Il 25 gennaio del 2016 il nome di Giulio si unì a quelli dei tanti egiziani e delle tante egiziane vittime di sparizione forzata e poi di tortura e di omicidio in Egitto.
Nei tre anni trascorsi da allora, come sappiamo, le autorità egiziane si sono ostinate a non rendere noti i nomi di chi ha ordinato, di chi ha eseguito, di chi ha coperto e ancora copre il sequestro, la tortura e l’omicidio di Giulio. Sono stati 48 mesi di “fuffa”, come l’ha definita sere fa la mamma di Giulio a “Che tempo che fa”: 48 mesi di depistaggi, insabbiamenti, promesse non mantenute, finta cordialità e anche cinque egiziani innocenti assassinati per accreditare la falsa pista della banda criminale che prendeva di mira gli stranieri.
Roma, sede di via Carducci
Contro quella “fuffa” c’è chi si è impegnato al massimo: la procura di Roma, singoli esponenti delle istituzioni (quali il presidente della Camera Fico e quello della neo-costituita commissione parlamentare d’inchiesta, Palazzotto), non pochi organi d’informazione italiani e internazionali, le attiviste e gli attivisti per i diritti umani egiziani oltre naturalmente ai genitori di Giulio e alla loro avvocata Alessandra Ballerini.
Ma a quella “fuffa” quattro diversi governi italiani non hanno voluto opporsi con la necessaria costanza e la doverosa fermezza. L’unico segnale di irritazione, manifestato attraverso un gesto di “inimicizia diplomatica”, ossia il richiamo dell’ambasciatore italiano al Cairo, è durato poco più di un anno, dall’aprile 2016 all’agosto 2017.
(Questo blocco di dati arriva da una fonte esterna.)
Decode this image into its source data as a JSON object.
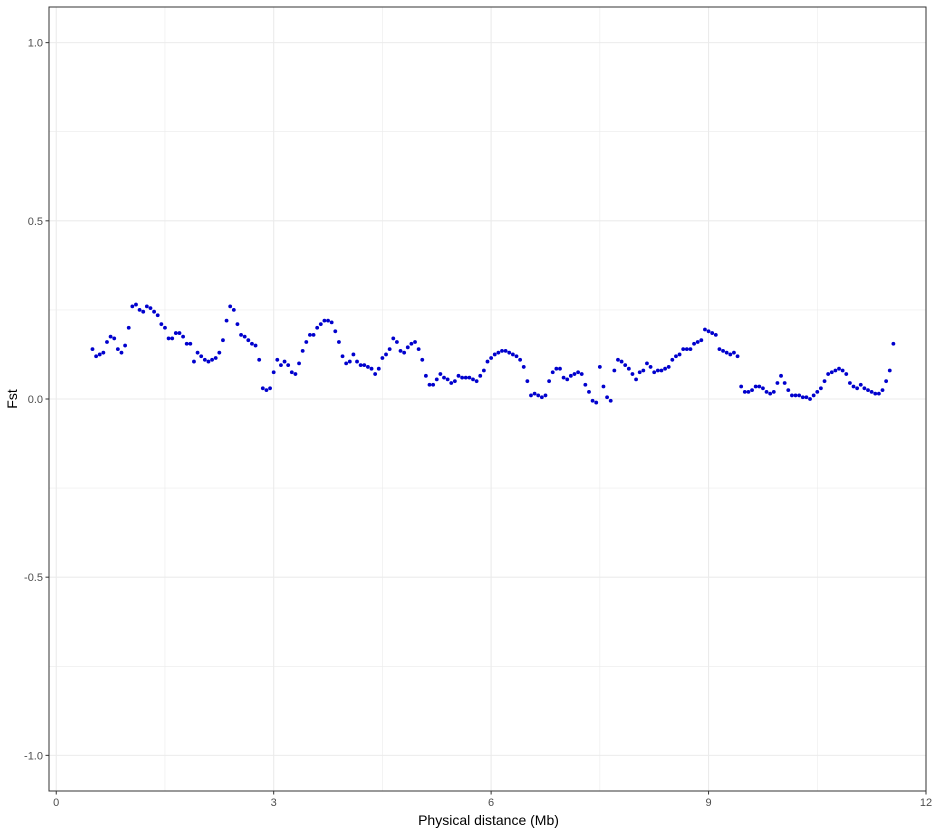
{
  "chart_data": {
    "type": "scatter",
    "title": "",
    "xlabel": "Physical distance (Mb)",
    "ylabel": "Fst",
    "xlim": [
      -0.1,
      12.0
    ],
    "ylim": [
      -1.1,
      1.1
    ],
    "x_ticks": [
      0,
      3,
      6,
      9,
      12
    ],
    "x_tick_labels": [
      "0",
      "3",
      "6",
      "9",
      "12"
    ],
    "y_ticks": [
      -1.0,
      -0.5,
      0.0,
      0.5,
      1.0
    ],
    "y_tick_labels": [
      "-1.0",
      "-0.5",
      "0.0",
      "0.5",
      "1.0"
    ],
    "grid": true,
    "legend": "none",
    "point_color": "#0000cd",
    "series": [
      {
        "x": [
          0.5,
          0.55,
          0.6,
          0.65,
          0.7,
          0.75,
          0.8,
          0.85,
          0.9,
          0.95,
          1.0,
          1.05,
          1.1,
          1.15,
          1.2,
          1.25,
          1.3,
          1.35,
          1.4,
          1.45,
          1.5,
          1.55,
          1.6,
          1.65,
          1.7,
          1.75,
          1.8,
          1.85,
          1.9,
          1.95,
          2.0,
          2.05,
          2.1,
          2.15,
          2.2,
          2.25,
          2.3,
          2.35,
          2.4,
          2.45,
          2.5,
          2.55,
          2.6,
          2.65,
          2.7,
          2.75,
          2.8,
          2.85,
          2.9,
          2.95,
          3.0,
          3.05,
          3.1,
          3.15,
          3.2,
          3.25,
          3.3,
          3.35,
          3.4,
          3.45,
          3.5,
          3.55,
          3.6,
          3.65,
          3.7,
          3.75,
          3.8,
          3.85,
          3.9,
          3.95,
          4.0,
          4.05,
          4.1,
          4.15,
          4.2,
          4.25,
          4.3,
          4.35,
          4.4,
          4.45,
          4.5,
          4.55,
          4.6,
          4.65,
          4.7,
          4.75,
          4.8,
          4.85,
          4.9,
          4.95,
          5.0,
          5.05,
          5.1,
          5.15,
          5.2,
          5.25,
          5.3,
          5.35,
          5.4,
          5.45,
          5.5,
          5.55,
          5.6,
          5.65,
          5.7,
          5.75,
          5.8,
          5.85,
          5.9,
          5.95,
          6.0,
          6.05,
          6.1,
          6.15,
          6.2,
          6.25,
          6.3,
          6.35,
          6.4,
          6.45,
          6.5,
          6.55,
          6.6,
          6.65,
          6.7,
          6.75,
          6.8,
          6.85,
          6.9,
          6.95,
          7.0,
          7.05,
          7.1,
          7.15,
          7.2,
          7.25,
          7.3,
          7.35,
          7.4,
          7.45,
          7.5,
          7.55,
          7.6,
          7.65,
          7.7,
          7.75,
          7.8,
          7.85,
          7.9,
          7.95,
          8.0,
          8.05,
          8.1,
          8.15,
          8.2,
          8.25,
          8.3,
          8.35,
          8.4,
          8.45,
          8.5,
          8.55,
          8.6,
          8.65,
          8.7,
          8.75,
          8.8,
          8.85,
          8.9,
          8.95,
          9.0,
          9.05,
          9.1,
          9.15,
          9.2,
          9.25,
          9.3,
          9.35,
          9.4,
          9.45,
          9.5,
          9.55,
          9.6,
          9.65,
          9.7,
          9.75,
          9.8,
          9.85,
          9.9,
          9.95,
          10.0,
          10.05,
          10.1,
          10.15,
          10.2,
          10.25,
          10.3,
          10.35,
          10.4,
          10.45,
          10.5,
          10.55,
          10.6,
          10.65,
          10.7,
          10.75,
          10.8,
          10.85,
          10.9,
          10.95,
          11.0,
          11.05,
          11.1,
          11.15,
          11.2,
          11.25,
          11.3,
          11.35,
          11.4,
          11.45,
          11.5,
          11.55
        ],
        "y": [
          0.14,
          0.12,
          0.125,
          0.13,
          0.16,
          0.175,
          0.17,
          0.14,
          0.13,
          0.15,
          0.2,
          0.26,
          0.265,
          0.25,
          0.245,
          0.26,
          0.255,
          0.245,
          0.235,
          0.21,
          0.2,
          0.17,
          0.17,
          0.185,
          0.185,
          0.175,
          0.155,
          0.155,
          0.105,
          0.13,
          0.12,
          0.11,
          0.105,
          0.11,
          0.115,
          0.13,
          0.165,
          0.22,
          0.26,
          0.25,
          0.21,
          0.18,
          0.175,
          0.165,
          0.155,
          0.15,
          0.11,
          0.03,
          0.025,
          0.03,
          0.075,
          0.11,
          0.095,
          0.105,
          0.095,
          0.075,
          0.07,
          0.1,
          0.135,
          0.16,
          0.18,
          0.18,
          0.2,
          0.21,
          0.22,
          0.22,
          0.215,
          0.19,
          0.16,
          0.12,
          0.1,
          0.105,
          0.125,
          0.105,
          0.095,
          0.095,
          0.09,
          0.085,
          0.07,
          0.085,
          0.115,
          0.125,
          0.14,
          0.17,
          0.16,
          0.135,
          0.13,
          0.145,
          0.155,
          0.16,
          0.14,
          0.11,
          0.065,
          0.04,
          0.04,
          0.055,
          0.07,
          0.06,
          0.055,
          0.045,
          0.05,
          0.065,
          0.06,
          0.06,
          0.06,
          0.055,
          0.05,
          0.065,
          0.08,
          0.105,
          0.115,
          0.125,
          0.13,
          0.135,
          0.135,
          0.13,
          0.125,
          0.12,
          0.11,
          0.09,
          0.05,
          0.01,
          0.015,
          0.01,
          0.005,
          0.01,
          0.05,
          0.075,
          0.085,
          0.085,
          0.06,
          0.055,
          0.065,
          0.07,
          0.075,
          0.07,
          0.04,
          0.02,
          -0.005,
          -0.01,
          0.09,
          0.035,
          0.005,
          -0.005,
          0.08,
          0.11,
          0.105,
          0.095,
          0.085,
          0.07,
          0.055,
          0.075,
          0.08,
          0.1,
          0.09,
          0.075,
          0.08,
          0.08,
          0.085,
          0.09,
          0.11,
          0.12,
          0.125,
          0.14,
          0.14,
          0.14,
          0.155,
          0.16,
          0.165,
          0.195,
          0.19,
          0.185,
          0.18,
          0.14,
          0.135,
          0.13,
          0.125,
          0.13,
          0.12,
          0.035,
          0.02,
          0.02,
          0.025,
          0.035,
          0.035,
          0.03,
          0.02,
          0.015,
          0.02,
          0.045,
          0.065,
          0.045,
          0.025,
          0.01,
          0.01,
          0.01,
          0.005,
          0.005,
          0.0,
          0.01,
          0.02,
          0.03,
          0.05,
          0.07,
          0.075,
          0.08,
          0.085,
          0.08,
          0.07,
          0.045,
          0.035,
          0.03,
          0.04,
          0.03,
          0.025,
          0.02,
          0.015,
          0.015,
          0.025,
          0.05,
          0.08,
          0.155
        ]
      }
    ]
  }
}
Il ripristino delle normali relazioni diplomatiche tra Italia ed Egitto è stato interpretato, purtroppo giustamente, dalle autorità di quest’ultimo paese come una dichiarazione di resa. I rapporti economici e commerciali – appena scalfiti dalla decisione di richiamare l’ambasciatore – sono aumentati, la cooperazione su vari dossier regionali e internazionali è proseguita armoniosamente. La strategia italiana di chiedere, come fosse un mero favore in nome dei buoni rapporti, la verità per Giulio è stata fallimentare.
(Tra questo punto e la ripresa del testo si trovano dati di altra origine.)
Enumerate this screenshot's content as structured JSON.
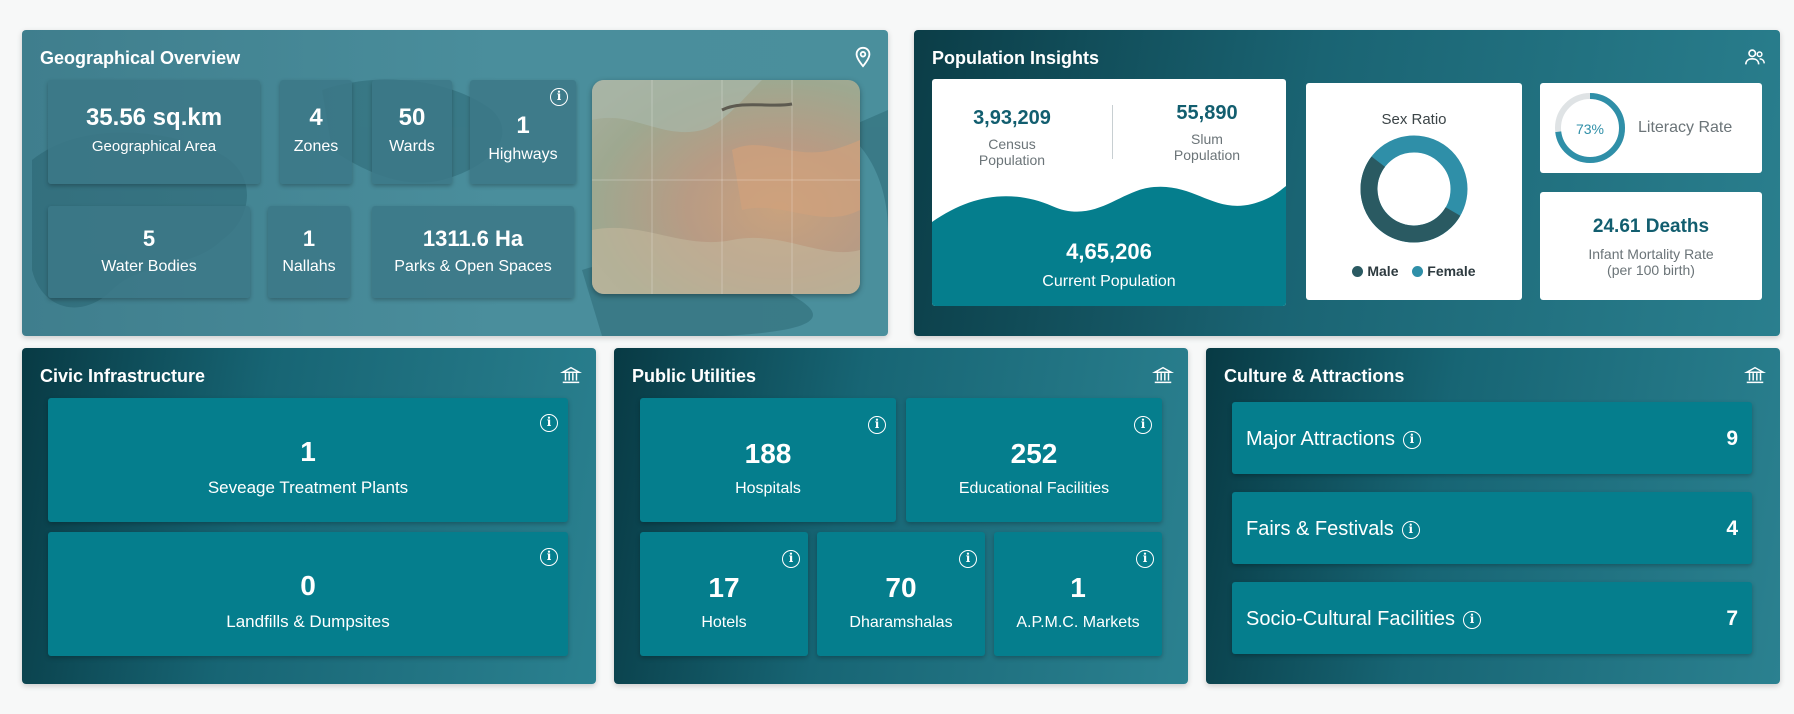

Occorre altro. I genitori di Giulio Regeni chiedono che venga nuovamente richiamato l’ambasciatore italiano al Cairo ed è una sollecitazione del tutto condivisibile.
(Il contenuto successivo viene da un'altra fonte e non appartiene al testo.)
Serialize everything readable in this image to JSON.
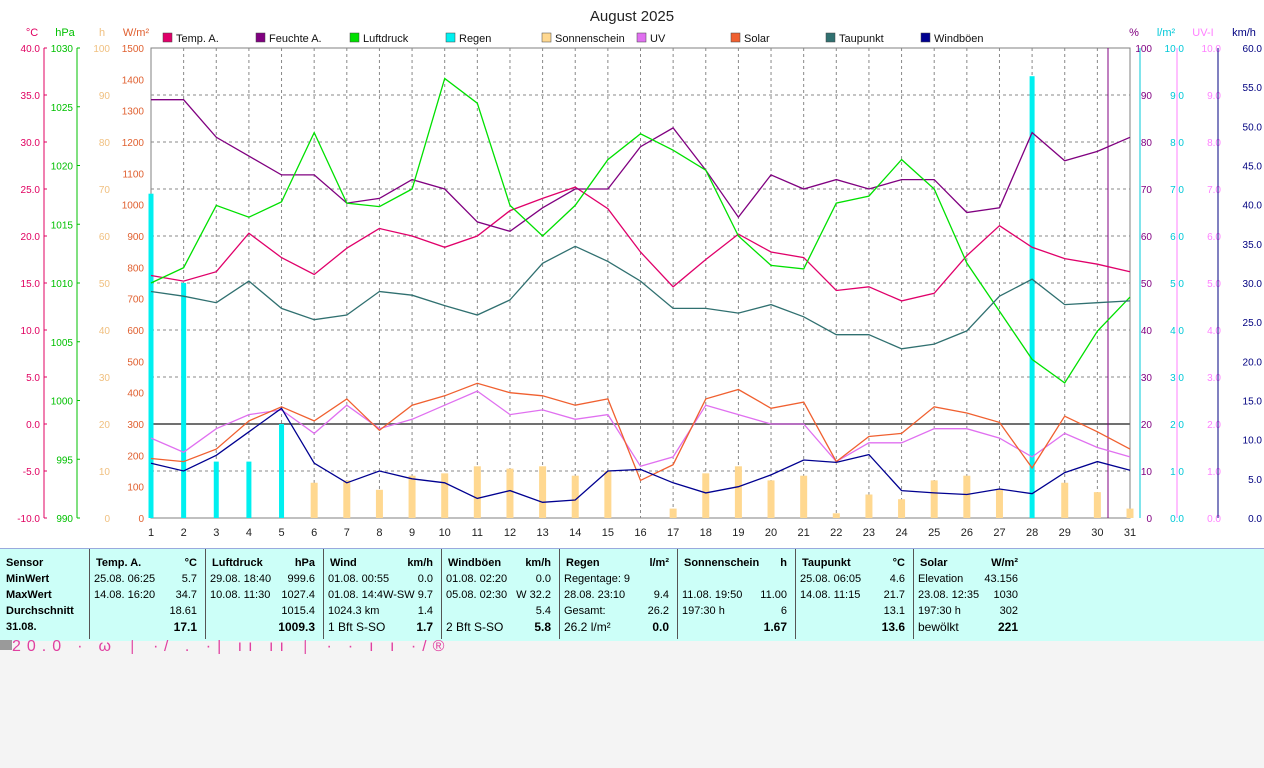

In questi quattro anni su centinaia di edifici pubblici, scuole, università, balconi di abitazioni private è stato affisso lo striscione “Verità per Giulio Regeni”. In tempi nei quali cause, campagne e tendenze si bruciano nel giro di una settimana, è straordinariamente bello che quel colore giallo (ormai chiamato “giallo Giulio”) continui a essere così visibile.
Le Filiali di Banca Etica
Certo, non mancano coloro per i quali le campagne hanno un tempo limitato, scaduto il quale dall’esigenza della verità si passa al dovere della memoria. Ma è più semplice ignorarli. C’è una moltitudine di persone che non vuole fermarsi, non cessa di manifestare passione civile e vicinanza alla famiglia di Giulio.
E c’è, ogni settimana, chi a quella moltitudine di persone vuole aggiungersi, nel modo più evidente e palese possibile: come Banca Etica, che ha dedicato la sala riunioni della sua sede principale a Giulio Regeni e ha fornito alle sue filiali gli striscioni della campagna.